Why Complexity Is Hard to Measure
There is no single, agreed-upon number for “how complex” something is. Scientists have proposed several frameworks, each capturing a different dimension of the idea.
- Kolmogorov complexity measures an object by the length of the shortest computer program that could reproduce it. A crystal has low Kolmogorov complexity because its repeating pattern can be described briefly. A brain’s wiring diagram would require an enormously long description.
- Shannon entropy measures the average unpredictability in a system’s outputs. A coin flip has high entropy per event but isn’t “complex” in a meaningful sense. The brain has high entropy and high organization, a much rarer combination.
- Integrated information attempts to quantify how much a system’s whole exceeds its parts. The theory proposes that a system is complex (and potentially conscious) to the degree that its components share information that can’t be reduced to smaller, independent pieces. This framework remains controversial: critics have shown that simple arrangements of basic logic gates can score higher than a brain on this measure, which raises questions about what it’s really capturing.
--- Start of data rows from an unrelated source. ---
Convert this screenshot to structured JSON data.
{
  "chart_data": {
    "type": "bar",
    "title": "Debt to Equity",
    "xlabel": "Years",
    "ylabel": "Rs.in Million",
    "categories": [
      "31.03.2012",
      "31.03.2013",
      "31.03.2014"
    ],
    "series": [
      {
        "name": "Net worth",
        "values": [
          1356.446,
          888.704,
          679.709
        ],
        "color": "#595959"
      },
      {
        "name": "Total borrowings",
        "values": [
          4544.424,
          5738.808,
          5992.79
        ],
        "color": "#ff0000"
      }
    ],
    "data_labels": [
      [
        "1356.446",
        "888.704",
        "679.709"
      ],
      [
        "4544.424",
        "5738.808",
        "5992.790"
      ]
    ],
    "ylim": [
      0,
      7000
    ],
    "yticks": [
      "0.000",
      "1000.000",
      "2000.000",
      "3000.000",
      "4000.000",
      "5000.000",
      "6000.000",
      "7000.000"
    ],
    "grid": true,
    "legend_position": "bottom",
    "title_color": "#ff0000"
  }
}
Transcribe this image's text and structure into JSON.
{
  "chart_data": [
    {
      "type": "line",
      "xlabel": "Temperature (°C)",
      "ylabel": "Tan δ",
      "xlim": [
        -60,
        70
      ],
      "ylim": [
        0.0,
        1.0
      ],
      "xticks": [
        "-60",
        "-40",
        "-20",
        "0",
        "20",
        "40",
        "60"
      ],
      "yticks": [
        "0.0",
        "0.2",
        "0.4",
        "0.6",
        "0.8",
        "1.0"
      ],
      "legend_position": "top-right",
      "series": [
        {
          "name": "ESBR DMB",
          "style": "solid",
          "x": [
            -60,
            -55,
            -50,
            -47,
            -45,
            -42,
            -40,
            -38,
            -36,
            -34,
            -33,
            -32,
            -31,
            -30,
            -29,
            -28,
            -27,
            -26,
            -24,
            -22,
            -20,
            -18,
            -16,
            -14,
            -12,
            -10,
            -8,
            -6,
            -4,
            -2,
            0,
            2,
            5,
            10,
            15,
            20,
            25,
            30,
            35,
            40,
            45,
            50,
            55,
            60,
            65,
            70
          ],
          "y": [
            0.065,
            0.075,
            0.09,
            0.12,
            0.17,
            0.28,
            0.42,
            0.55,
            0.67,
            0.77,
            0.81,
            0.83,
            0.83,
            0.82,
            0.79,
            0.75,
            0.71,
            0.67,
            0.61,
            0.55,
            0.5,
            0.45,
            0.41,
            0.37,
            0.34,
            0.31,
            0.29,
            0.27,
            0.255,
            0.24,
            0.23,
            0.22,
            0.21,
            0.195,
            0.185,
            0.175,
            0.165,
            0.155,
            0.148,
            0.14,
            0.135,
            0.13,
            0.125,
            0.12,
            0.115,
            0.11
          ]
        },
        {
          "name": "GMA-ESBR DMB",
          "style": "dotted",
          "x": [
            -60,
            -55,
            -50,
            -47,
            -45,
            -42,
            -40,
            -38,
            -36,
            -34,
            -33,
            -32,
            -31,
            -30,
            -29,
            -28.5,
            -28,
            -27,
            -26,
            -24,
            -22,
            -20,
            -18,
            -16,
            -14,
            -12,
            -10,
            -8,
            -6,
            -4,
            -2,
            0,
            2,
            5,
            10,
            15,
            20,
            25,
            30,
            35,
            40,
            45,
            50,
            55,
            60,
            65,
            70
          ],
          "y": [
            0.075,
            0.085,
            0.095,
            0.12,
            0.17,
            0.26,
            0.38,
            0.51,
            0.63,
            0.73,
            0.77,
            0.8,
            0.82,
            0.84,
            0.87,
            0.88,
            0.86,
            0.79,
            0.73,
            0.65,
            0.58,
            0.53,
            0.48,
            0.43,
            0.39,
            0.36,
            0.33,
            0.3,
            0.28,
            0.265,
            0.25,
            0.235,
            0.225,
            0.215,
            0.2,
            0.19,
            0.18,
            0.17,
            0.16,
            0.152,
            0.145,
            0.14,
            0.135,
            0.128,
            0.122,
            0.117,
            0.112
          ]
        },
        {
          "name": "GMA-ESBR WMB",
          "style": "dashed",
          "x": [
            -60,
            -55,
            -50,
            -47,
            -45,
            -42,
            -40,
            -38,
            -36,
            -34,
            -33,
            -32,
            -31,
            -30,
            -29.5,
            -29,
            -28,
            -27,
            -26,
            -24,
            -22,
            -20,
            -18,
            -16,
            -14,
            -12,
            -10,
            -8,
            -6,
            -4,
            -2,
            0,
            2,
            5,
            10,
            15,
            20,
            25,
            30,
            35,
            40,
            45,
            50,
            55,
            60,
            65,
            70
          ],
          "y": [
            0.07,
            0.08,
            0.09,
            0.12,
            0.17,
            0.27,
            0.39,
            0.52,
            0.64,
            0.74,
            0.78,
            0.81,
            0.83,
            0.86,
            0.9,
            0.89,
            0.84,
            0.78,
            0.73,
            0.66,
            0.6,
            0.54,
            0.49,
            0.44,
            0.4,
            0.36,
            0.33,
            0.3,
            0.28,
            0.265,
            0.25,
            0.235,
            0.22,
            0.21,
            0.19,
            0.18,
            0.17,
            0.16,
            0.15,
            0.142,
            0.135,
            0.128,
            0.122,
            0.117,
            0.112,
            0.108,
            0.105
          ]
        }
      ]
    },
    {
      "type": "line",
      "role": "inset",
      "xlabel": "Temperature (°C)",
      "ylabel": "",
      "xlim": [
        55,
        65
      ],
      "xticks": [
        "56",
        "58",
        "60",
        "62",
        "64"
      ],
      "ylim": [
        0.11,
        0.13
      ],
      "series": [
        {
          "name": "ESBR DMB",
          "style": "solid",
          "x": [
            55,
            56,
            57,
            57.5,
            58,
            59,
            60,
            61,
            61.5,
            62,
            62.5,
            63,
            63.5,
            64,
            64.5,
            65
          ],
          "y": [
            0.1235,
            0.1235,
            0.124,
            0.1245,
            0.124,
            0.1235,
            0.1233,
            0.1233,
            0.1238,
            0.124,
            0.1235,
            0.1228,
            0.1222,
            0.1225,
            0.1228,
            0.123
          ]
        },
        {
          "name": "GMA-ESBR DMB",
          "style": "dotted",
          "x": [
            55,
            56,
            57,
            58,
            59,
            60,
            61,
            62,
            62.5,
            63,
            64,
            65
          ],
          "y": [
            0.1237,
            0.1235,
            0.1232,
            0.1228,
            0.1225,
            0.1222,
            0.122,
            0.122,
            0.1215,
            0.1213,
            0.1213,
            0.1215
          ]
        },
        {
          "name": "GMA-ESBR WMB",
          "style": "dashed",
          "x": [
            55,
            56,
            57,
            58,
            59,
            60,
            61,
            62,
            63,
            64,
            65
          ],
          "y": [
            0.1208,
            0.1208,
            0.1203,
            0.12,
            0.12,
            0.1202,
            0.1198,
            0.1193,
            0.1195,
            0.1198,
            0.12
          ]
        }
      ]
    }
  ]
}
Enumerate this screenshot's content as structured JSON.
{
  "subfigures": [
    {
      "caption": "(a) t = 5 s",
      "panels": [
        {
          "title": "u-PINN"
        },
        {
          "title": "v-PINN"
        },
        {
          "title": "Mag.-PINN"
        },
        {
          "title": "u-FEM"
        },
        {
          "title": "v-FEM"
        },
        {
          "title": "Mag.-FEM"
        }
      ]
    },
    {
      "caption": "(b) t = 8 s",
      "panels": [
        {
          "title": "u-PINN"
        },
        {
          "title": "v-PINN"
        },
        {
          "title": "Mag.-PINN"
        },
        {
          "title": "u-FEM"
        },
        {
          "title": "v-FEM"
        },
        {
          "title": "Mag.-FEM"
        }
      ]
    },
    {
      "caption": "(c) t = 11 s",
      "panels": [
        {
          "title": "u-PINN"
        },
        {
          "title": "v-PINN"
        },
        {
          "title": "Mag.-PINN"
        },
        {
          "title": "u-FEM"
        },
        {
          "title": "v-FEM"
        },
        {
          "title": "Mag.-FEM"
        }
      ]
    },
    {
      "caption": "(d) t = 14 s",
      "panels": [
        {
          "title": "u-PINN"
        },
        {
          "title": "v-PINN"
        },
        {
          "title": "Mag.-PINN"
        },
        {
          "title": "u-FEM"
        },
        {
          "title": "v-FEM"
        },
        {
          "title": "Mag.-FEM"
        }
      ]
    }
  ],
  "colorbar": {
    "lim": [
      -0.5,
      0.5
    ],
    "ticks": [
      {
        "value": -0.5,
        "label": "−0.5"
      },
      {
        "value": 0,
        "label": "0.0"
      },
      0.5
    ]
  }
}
The core difficulty is that complexity isn’t just about having many parts (a gas cloud has trillions of molecules) or being highly ordered (a diamond’s lattice is exquisitely organized). True complexity sits in a sweet spot: enough disorder to be unpredictable, enough structure to be functional. The brain hits that sweet spot more precisely than anything else we know of.
Information Density in Biology
The brain isn’t even the densest information-storage system in your body. DNA can hold about 4.2 × 10²¹ bits per gram, which is 420 billion times the storage density of conventional hard drives. Your genome is a 3-billion-letter instruction set compressed into a molecule too small to see, and every one of your roughly 37 trillion cells carries a copy.
But density alone isn’t complexity. DNA is relatively static. It stores information; it doesn’t process it in real time the way a neural network does. The brain takes genetic instructions, environmental input, and moment-to-moment sensory data and weaves them into a continuously updated model of reality. It predicts what will happen next, flags errors, rewrites its own wiring in response, and somehow produces the experience of being you. That combination of density, adaptability, and self-awareness is what sets it apart from every other structure we’ve observed, from crystals to galaxies to supercomputers.